A la fin d’année, nous aurons un biokérosène autour de 3 à 4 dollars le litre en coût de production. Cela reste encore trop cher en comparaison du carburant « classique », qu’il faut d’ailleurs diviser par deux compte tenu des taxes. Il y a toutefois un certain nombre de compagnies aériennes qui s’intéressent à ce produit. Air France fait voler une fois par semaine un vol Paris-Toulouse avec notre biokérosène. Pour être compétitif, il faut viser un litre en dessous de 1 dollar. Nous sommes en train de construire une feuille de route industrielle qui vise à réduire le coût de production à 1 dollar le litre d’ici à 2020. C’est accessible industriellement d’ici à la fin de la décennie. C’est-à-dire dans pas très longtemps. C’est notre ambition.
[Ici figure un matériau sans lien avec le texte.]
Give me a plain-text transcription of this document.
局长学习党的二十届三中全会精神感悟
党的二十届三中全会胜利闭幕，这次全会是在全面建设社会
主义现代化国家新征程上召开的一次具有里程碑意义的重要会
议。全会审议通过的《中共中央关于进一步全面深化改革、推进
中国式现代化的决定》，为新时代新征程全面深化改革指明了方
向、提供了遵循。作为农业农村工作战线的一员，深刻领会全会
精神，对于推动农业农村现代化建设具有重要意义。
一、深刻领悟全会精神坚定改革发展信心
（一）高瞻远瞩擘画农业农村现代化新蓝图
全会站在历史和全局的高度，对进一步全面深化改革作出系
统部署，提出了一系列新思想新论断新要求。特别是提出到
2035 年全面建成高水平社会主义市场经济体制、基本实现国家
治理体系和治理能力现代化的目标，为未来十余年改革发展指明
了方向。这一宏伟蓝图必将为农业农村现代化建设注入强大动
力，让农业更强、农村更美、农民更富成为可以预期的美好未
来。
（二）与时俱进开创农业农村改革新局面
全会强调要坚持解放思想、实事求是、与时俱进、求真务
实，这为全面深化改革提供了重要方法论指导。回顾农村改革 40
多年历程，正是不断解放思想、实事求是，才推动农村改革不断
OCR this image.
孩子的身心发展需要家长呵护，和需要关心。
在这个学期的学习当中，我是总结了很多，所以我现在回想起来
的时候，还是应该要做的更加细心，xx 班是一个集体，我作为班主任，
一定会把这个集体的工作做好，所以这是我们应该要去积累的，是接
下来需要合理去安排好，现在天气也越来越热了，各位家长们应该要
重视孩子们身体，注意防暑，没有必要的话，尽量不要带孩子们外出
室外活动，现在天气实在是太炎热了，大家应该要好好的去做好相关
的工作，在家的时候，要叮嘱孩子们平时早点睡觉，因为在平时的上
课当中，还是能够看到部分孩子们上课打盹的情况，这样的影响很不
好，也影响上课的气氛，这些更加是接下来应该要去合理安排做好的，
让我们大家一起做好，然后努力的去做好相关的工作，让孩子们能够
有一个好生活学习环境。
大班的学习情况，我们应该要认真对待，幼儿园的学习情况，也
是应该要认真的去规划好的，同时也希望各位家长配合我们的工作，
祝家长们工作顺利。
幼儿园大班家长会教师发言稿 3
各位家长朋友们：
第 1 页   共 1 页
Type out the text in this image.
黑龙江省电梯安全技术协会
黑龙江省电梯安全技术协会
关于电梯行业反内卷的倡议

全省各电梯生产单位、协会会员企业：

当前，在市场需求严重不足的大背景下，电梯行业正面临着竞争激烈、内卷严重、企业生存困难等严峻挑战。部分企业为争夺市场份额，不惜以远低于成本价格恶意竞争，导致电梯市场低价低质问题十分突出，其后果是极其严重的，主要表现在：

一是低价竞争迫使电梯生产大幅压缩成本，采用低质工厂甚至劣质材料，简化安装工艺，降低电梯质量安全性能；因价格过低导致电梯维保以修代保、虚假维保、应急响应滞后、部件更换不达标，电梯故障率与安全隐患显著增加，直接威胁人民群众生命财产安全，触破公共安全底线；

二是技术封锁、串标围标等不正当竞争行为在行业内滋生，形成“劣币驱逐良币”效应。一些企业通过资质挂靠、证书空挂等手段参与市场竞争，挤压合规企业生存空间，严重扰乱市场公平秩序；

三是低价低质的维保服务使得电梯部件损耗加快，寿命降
Et Amyris sera-t-elle rentable?
Nous sommes au début de l’histoire. Amyris se développe déjà commercialement dans des domaines comme les cosmétiques et les parfums, des activités compétitives qui lui rapportent de l’argent. Amyris est à un stade de son développement où l’activité commerciale sur les produits à très haute valeur ajoutée se développe et vient compenser les besoins de financement en R&D de la société. Nous comptons toutefois être à l’équilibre l’année prochaine en termes de cash.